PLN Gaet 5 Perusahaan Raksasa Dunia Bangun Listrik Hijau, Siapa Saja?
PT PLN (Persero) menandatangani nota kesepahaman (MoU) dengan lima perusahaan energi terkemuka dunia untuk pengembangan ekosistem listrik hijau di tanah air. Dalam gelaran Enlit Asia 2023, PLN terus memperluas jalinan kolaborasi di tingkat global demi mengakselerasi transisi energi.
Direktur Utama PLN Darmawan Prasodjo mengatakan, komunitas energi global mesti bersatu dalam rangka menghadapi krisis perubahan iklim. Dengan demikian, tantangan transisi energi yang muncul di berbagai bidang bisa diatasi, mulai dari inovasi teknologi, investasi dan kebijakan.
"Dengan kolaborasi ini, kita tidak hanya akan mampu memetakan setiap tantangan yang ada, tetapi juga mampu mengatasi setiap tantangan tersebut. Sehingga, misi besar transisi energi bisa terwujud," ujar Darmawan melalui keterangan resmi, Kamis (15/11).

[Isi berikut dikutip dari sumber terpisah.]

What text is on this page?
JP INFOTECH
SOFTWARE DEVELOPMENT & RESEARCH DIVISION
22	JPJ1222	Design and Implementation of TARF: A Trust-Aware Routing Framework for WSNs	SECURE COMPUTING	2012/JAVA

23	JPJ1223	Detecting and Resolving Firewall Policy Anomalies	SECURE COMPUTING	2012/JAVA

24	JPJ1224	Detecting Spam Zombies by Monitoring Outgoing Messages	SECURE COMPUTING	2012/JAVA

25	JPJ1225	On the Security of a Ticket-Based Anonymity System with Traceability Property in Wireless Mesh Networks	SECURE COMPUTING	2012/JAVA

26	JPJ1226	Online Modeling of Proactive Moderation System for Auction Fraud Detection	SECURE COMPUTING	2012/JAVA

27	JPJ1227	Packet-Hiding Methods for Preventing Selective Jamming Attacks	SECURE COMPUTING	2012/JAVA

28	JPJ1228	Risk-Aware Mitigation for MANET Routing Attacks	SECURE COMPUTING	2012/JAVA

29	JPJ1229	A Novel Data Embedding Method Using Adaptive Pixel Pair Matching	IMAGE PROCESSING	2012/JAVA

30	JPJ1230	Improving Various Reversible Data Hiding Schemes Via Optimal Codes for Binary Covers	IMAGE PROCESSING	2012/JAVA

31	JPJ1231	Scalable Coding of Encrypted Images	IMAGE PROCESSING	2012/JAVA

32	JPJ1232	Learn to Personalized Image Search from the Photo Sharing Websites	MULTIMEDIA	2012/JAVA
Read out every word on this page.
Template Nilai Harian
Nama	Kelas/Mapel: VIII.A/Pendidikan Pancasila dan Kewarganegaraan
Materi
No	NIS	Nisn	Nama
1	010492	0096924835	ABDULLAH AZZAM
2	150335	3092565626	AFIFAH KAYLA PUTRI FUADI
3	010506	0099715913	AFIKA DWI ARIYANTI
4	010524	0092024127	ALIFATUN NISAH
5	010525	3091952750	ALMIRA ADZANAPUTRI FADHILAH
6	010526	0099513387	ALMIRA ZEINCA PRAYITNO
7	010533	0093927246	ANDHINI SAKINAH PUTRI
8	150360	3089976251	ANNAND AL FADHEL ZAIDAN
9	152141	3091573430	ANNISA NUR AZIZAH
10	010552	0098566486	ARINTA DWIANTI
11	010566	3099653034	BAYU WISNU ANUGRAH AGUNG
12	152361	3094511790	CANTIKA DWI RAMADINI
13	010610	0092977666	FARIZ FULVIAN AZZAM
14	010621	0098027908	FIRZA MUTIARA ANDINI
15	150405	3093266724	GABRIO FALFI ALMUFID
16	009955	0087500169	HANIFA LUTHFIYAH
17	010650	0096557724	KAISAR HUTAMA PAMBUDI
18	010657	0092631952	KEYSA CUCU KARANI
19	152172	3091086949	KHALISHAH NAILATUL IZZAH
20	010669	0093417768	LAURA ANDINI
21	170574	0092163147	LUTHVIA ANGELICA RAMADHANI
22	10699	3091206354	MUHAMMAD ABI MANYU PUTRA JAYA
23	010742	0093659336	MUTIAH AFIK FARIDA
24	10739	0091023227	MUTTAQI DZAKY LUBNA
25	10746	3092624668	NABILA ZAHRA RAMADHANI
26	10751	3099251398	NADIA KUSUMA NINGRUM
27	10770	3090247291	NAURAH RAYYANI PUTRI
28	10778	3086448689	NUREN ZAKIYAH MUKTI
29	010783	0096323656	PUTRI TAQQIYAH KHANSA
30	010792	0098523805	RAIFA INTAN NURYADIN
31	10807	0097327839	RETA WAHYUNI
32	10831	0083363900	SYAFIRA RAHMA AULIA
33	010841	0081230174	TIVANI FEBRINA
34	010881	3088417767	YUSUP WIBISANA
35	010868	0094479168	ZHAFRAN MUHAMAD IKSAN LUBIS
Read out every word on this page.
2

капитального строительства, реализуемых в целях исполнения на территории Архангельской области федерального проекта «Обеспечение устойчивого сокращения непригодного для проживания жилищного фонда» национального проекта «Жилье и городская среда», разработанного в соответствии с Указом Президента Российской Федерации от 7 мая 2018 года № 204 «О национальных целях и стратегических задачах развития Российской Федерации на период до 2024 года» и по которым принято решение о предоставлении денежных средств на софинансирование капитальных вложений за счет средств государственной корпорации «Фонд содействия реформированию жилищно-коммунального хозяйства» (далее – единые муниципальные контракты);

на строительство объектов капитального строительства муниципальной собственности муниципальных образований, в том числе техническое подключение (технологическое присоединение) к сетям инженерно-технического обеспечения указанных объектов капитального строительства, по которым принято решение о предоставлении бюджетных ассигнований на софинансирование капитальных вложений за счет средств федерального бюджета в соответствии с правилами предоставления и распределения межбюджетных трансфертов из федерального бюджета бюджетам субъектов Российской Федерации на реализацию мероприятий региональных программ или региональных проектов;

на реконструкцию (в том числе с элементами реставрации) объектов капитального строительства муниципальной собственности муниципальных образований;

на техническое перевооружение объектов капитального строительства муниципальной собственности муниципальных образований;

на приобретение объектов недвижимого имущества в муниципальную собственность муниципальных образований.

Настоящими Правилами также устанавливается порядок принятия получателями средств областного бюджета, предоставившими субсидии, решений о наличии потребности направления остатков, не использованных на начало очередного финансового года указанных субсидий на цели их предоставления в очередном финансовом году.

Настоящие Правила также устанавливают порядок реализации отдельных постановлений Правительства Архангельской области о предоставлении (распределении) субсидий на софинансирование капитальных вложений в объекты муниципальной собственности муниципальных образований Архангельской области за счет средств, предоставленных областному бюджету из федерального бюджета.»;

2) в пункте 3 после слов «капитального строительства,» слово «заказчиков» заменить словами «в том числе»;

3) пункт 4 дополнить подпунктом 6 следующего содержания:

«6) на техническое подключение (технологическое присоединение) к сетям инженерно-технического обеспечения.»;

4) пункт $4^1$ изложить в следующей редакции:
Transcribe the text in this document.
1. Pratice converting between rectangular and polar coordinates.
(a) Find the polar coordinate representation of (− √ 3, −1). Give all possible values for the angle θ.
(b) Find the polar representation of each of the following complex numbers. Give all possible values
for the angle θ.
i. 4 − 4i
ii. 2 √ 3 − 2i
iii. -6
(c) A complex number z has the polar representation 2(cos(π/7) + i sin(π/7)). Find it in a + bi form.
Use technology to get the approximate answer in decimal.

Adapun kelima perusahaan yang bekerja sama dengan PLN tersebut adalah:
- PT Hitachi Sakti Energy Indonesia
- Electricite de France SA (EDF) dari Prancis
- GE Vernova dari Amerika Serikat
- Danish Energy Agency dari Denmark
- China Southern Power Grid International (HK) Co., Ltd. dari Cina
Apa Saja Bentuk Kerja Samanya?
Darmawan mengatakan, PLN akan memperoleh dukungan dalam menjalankan transisi energi di Indonesia melalui kolaborasi dengan kelima perusahaan tersebut. Dengan demikian, target net zero emissions pada 2060 bisa tercapai.
Berbagai upaya mencapai misi besar ini terlihat dari MoU yang dijalin PLN dengan 5 perusahaan tersebut. Misalnya MoU PLN dengan HK dalam menjajaki peluang kemitraan jangka panjang untuk pengembangan High Voltage Direct Current (HVDC), pumped storage, interkoneksi antarpulau, hingga smart grid.
Sedangkan MoU PLN dengan EDF, GE Vernova, dan The Danish Energy Agency akan melingkupi kerja sama kajian studi melalui pertukaran informasi dalam berbagai hal untuk mendukung transisi energi di Indonesia.
Berbagai kolaborasi ini searah dengan identifikasi perseroan terkait tantangan ketidaksingkronan sumber energi baru terbarukan (EBT) yang terisolir dengan pusat demand listrik di perkotaan.
"Kami telah mengidentifikasi adanya mismatch antara potensi EBT yang besar dengan pusat demand (listrik). Kami sedang dalam proses merancang pembangunan green enabling transmission line untuk memfasilitasinya," kata Darmawan.
Darmawan mengatakan, tantangan lainnya datang dari listrik EBT yang bersifat intermiten, fluktuatif dipengaruhi perubahan cuaca. Dalam hal ini, PLN siap membangun smart grid yang dilengkapi dengan flexible generation, smart transmission, smart distribution, hingga smart meter.
Untuk menyukseskan seluruh upaya tersebut, PLN telah merancang Accelerated Renewable Energy Development (ARED). Melalui ARED, pengembangan green enabling transmission line dan smart grid, akan terus didorong untuk memperkuat sistem suplai listrik hijau di Indonesia.
"Bisakah PLN melakukannya sendiri? jawabannya tidak. Ini adalah tantangan global, kita harus mengatasinya dengan cara yang terpadu. Komunitas global harus bersatu untuk mengatasi tantangan perubahan iklim," ujar Darmawan.
Selain itu, PLN juga akan menambahkan pembangkit berbasis Energi Baru dan Terbarukan (EBT) sebanyak 75% dalam draf Rencana Usaha Penyediaan Tenaga Listrik (RUPTL) untuk periode 2024-2033.
“Sebanyak 75% penambahan kapasitas pembangkit adalah berbasis pada energi baru terbarukan sekitar 60-62 Gigawatt (GW). Sedangkan ada penambahan sekitar 25 GW, yaitu penambahan pembangkit yang berbasis pada gas,” ujar dia.
Dia menyebutkan penambahan pembangkit berbasis EBT sebesar 75% tersebut rinciannya yakni meliputi penambahan pembangkit EBT bersifat baseload sebesar 31 GW, EBT bersifat intermittent yakni variabel angin dan solar sekitar 28 GW, serta terdapat energi baru alias nuklir sebesar 2,4 GW dan bisa bertambah menjadi 5-6 GW.